The output reframed leadership's question from fix or replace? into a committed remediation pilot. The signal that mattered most was unscripted: during the findings preview, stakeholders surfaced problems they'd been struggling with for years that nobody had named. One requirement they'd been told by a previous partner couldn't be done turned out to be the next item in our migration roadmap. The pipeline's job is to make that conversation possible by 11am on day one, instead of by week six.

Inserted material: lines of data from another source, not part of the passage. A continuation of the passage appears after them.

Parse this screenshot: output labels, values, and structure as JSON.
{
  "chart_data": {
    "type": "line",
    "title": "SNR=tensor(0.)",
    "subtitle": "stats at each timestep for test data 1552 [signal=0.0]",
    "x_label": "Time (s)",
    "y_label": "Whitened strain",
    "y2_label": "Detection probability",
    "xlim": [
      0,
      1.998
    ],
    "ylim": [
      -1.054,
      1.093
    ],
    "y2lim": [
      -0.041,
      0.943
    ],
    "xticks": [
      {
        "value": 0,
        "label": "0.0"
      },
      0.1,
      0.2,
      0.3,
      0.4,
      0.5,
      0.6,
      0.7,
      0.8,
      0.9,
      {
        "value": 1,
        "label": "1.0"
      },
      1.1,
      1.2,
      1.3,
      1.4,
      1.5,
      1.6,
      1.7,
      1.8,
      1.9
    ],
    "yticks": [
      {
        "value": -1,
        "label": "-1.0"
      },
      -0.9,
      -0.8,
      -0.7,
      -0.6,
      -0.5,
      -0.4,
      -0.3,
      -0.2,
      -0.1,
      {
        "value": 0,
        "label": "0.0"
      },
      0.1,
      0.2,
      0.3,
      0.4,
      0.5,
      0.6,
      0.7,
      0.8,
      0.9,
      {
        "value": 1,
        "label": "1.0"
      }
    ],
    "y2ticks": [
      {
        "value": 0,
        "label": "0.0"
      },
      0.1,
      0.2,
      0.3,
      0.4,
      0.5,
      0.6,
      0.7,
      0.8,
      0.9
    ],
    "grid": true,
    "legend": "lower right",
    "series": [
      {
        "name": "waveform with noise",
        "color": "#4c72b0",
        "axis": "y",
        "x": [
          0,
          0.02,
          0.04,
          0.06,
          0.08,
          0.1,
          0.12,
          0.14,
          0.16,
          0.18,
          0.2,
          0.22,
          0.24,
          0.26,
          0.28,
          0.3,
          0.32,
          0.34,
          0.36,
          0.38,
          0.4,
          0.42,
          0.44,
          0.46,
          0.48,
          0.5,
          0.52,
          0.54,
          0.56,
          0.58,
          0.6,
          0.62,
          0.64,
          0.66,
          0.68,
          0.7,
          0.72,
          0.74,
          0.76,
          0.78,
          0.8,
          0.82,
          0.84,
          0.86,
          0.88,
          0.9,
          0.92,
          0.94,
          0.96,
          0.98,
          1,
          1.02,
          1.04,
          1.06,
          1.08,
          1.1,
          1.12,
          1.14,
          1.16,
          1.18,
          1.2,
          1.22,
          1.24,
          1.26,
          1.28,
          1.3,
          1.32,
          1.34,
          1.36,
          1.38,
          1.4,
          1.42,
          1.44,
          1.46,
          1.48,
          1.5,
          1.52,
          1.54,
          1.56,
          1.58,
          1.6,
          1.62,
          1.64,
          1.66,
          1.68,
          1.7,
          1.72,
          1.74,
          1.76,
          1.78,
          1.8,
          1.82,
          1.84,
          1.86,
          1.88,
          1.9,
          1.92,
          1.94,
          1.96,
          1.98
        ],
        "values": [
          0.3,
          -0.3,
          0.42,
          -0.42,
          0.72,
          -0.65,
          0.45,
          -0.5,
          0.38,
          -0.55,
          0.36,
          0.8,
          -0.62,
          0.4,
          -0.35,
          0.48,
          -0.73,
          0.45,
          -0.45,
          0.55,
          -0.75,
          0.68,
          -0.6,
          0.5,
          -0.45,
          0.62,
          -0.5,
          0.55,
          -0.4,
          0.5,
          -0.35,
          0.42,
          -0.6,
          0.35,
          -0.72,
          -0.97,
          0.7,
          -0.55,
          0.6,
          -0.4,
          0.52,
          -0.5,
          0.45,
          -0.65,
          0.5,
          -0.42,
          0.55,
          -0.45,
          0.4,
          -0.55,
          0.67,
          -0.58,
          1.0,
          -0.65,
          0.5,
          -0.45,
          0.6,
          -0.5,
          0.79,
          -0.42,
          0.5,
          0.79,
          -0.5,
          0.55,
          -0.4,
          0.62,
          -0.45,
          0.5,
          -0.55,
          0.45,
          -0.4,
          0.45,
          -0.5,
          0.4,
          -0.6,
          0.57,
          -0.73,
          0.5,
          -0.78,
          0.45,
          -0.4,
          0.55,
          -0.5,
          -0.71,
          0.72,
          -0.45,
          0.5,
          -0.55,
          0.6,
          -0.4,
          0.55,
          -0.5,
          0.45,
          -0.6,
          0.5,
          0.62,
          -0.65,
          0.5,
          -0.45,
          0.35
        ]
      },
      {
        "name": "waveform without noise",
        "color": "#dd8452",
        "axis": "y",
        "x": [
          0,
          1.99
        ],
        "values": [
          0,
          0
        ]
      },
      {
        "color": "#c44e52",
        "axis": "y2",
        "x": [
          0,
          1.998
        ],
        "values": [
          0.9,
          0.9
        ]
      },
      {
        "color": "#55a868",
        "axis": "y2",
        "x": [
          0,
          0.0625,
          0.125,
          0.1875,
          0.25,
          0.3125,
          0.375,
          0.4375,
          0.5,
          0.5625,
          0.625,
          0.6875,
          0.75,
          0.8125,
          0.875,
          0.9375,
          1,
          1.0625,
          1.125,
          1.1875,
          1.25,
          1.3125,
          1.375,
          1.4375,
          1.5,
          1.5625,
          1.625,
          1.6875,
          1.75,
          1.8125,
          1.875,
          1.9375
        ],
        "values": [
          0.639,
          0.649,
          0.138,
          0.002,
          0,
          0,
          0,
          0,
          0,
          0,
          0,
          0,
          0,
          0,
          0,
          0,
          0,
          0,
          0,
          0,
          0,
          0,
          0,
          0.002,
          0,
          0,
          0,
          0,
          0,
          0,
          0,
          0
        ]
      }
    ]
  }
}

The hours the pipeline took off the senior's plate (manual triage, cross-tool reconciliation, deliverable formatting) were spent instead on the architectural work that produced the fix or replace answer. That trade is the case for the substrate.

Where this transfers

The Salesforce-specific bits are swappable. The substrate is shared state, composable skills, runbooks with named owners, cost-aware model tiering. Anywhere a growing operation has accumulated a sprawl of tools and nobody can answer what do we actually know about this system, the same shape applies: a recurring multi-system audit and improvement loop one person can run end-to-end, where every output is documented well enough to survive that person leaving.

Substitute the harvest step (export configurations from whichever systems matter), substitute the assessment domains, and the shape carries. The shared register, the runbook contract, and the dual execution paths are the parts that actually do the work.